Achilles did not fight alone.

 So, once again, another title showed up on my radar, and I wound up finding a copy. 

A Thousand Ships by Natalie Haynes opens with narration by the muse Calliope, who's complaining a bit about the poet telling her to "Sing, Muse!" She has several interstitial passages in a similar vein, discussing how the poet is upset that she won't give him details he wants, even as she sings the stories of the women involved in or left behind during The Trojan War, or in Penelope's case, the Odyssey. 

For the most part, this mainly concerns the women of Troy and their various fates at the hands of the victorious Greeks, although we do hear of Penelope, Clytemnestra, Iphigenia. and Electra. 

We hear of Polyxena, who goes to her sacrifice  at Neoptolemus to be his father's bride, we sit with Andromache as she cries over her youngest son being thrown from the walls of destroyed Troy. We feel Hecabe's anger, at the Greeks for killing her husband as he clings to a statue of Zeus, as she blames Helen for bringing war to Troy, as Odysseus grants her a chance for revenge on the man who killed the son she managed to get out of Troy. We get Cassandra's story and Clytemnestra's story entwined, even as we hear how the Furies left her after killing Agamemnon only to find her daughter Electra ready to take vengeance on her mother. 

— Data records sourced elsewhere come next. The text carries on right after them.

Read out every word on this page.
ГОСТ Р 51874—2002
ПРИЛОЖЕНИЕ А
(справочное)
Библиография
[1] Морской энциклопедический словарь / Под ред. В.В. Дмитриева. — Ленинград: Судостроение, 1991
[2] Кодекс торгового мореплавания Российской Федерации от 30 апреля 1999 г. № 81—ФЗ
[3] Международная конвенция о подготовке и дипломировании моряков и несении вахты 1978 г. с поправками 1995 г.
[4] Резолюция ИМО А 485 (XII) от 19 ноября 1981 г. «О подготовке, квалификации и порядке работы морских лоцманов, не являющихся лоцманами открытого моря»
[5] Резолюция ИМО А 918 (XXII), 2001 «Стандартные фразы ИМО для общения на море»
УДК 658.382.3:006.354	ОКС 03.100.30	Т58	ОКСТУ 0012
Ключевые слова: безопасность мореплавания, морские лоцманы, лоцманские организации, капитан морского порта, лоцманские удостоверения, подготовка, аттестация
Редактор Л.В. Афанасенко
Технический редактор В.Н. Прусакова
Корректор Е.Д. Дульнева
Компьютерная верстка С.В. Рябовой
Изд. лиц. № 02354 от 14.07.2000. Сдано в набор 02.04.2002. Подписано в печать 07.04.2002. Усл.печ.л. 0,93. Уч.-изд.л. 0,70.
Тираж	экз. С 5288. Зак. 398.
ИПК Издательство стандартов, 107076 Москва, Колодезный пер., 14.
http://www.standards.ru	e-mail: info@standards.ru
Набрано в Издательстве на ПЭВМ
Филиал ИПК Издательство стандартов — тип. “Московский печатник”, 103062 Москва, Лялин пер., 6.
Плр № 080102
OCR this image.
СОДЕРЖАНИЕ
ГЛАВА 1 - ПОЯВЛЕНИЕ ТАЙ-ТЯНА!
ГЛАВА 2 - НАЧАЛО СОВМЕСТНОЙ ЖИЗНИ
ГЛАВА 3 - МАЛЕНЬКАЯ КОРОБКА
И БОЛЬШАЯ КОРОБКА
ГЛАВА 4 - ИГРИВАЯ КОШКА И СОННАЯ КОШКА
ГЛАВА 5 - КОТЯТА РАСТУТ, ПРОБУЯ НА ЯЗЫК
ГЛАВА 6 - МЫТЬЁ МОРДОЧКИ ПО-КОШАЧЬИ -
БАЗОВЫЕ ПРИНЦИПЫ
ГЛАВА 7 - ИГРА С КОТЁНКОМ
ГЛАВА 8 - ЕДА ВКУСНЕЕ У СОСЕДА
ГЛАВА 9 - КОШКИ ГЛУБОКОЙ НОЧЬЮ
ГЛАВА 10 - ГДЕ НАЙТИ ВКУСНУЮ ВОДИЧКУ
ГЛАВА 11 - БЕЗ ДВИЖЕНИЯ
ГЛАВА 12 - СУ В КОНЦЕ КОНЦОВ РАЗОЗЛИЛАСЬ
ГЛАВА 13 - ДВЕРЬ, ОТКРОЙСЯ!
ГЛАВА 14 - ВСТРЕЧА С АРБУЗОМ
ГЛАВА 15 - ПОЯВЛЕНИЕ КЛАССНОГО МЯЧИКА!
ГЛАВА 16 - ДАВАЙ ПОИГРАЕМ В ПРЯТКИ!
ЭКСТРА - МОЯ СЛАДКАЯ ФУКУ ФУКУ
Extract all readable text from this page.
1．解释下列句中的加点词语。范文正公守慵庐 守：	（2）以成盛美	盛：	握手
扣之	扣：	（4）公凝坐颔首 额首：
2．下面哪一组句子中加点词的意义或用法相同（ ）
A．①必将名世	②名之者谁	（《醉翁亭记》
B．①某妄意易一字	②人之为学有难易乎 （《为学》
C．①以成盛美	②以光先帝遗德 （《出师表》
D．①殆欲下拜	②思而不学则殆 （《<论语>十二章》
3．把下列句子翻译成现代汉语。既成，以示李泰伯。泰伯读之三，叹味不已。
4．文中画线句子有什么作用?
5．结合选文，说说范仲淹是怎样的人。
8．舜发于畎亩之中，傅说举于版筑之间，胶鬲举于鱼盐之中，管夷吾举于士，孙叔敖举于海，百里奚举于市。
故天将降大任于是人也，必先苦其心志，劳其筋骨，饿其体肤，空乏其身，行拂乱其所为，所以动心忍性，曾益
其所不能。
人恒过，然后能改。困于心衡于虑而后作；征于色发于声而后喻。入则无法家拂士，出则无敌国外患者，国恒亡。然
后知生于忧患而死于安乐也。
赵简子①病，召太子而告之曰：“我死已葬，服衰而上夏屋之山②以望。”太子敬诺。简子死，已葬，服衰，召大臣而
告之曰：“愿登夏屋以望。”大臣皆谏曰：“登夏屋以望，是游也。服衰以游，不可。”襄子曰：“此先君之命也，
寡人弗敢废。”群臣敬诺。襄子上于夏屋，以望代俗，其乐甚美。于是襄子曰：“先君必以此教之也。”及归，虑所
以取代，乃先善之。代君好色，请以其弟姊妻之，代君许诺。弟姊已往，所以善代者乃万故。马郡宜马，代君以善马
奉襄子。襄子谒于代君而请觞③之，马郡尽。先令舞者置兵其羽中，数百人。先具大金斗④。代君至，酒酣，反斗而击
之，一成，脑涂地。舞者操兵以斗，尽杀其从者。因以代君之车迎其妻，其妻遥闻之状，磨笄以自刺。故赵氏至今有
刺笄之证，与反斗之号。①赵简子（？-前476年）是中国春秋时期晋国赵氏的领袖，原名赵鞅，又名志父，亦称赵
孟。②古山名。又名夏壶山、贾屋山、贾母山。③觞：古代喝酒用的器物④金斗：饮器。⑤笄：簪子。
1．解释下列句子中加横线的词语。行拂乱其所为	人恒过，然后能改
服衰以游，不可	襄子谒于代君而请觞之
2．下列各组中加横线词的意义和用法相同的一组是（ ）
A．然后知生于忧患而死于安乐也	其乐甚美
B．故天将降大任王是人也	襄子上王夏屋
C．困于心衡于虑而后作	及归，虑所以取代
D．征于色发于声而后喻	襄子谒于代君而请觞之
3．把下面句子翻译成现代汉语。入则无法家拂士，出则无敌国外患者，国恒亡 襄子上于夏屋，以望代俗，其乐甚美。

We also get deep into the start of the war, going backwards from the three goddesses arguing over an apple to Eris finding the apple to throw in the first place, to Zeus asking Themis to step in to help lower the population, to Gaia telling Zeus the humans weigh too much and the population needs culled. 

By far the most heartbreaking story in here are Penelope's letters to her Husband, that chart is journey back from Troy. She tells him tales the Bards sing of him in his court, and how annoyed she is at him if any of them are true. Towards the end, when he sleeps in their bed, she prays to Athene, and a side unseen in Homer comes out where she wonders if the man who came home is still the same man that left. 

 Of all the women, poor Andromache winds up with the best lot, living in Greece and married to a former Trojan prince in a place that isn't quite Troy. (Ok, Helen did better, but her defense of being enraptured by Aphrodite really doesn't seem to be expected to be believed.)

While this didn't hit me with quite the same emotional impact as say Madeline Miller's Song of Achilles or Circe, more than a few of the stories in here did have me feeling lots of empathy for the women. Frankly, any of our various focus characters in here could use a novel just on them, telling their story more fully for a modern audience not looking to dig through poetic fragments for hints of what they missed. Or in Cassandra's case, something better than The Firebrand by Marion Zimmer Bradly, one of the few books I've ever been tempted to throw across a room when reading. Heck, I'd be interested in reading her take on Dido, who she mentions she couldn't find a way to fit in the book. 

I know several people with interests in Greek Mythology, and this book would likely be a good addition to their libraries as well.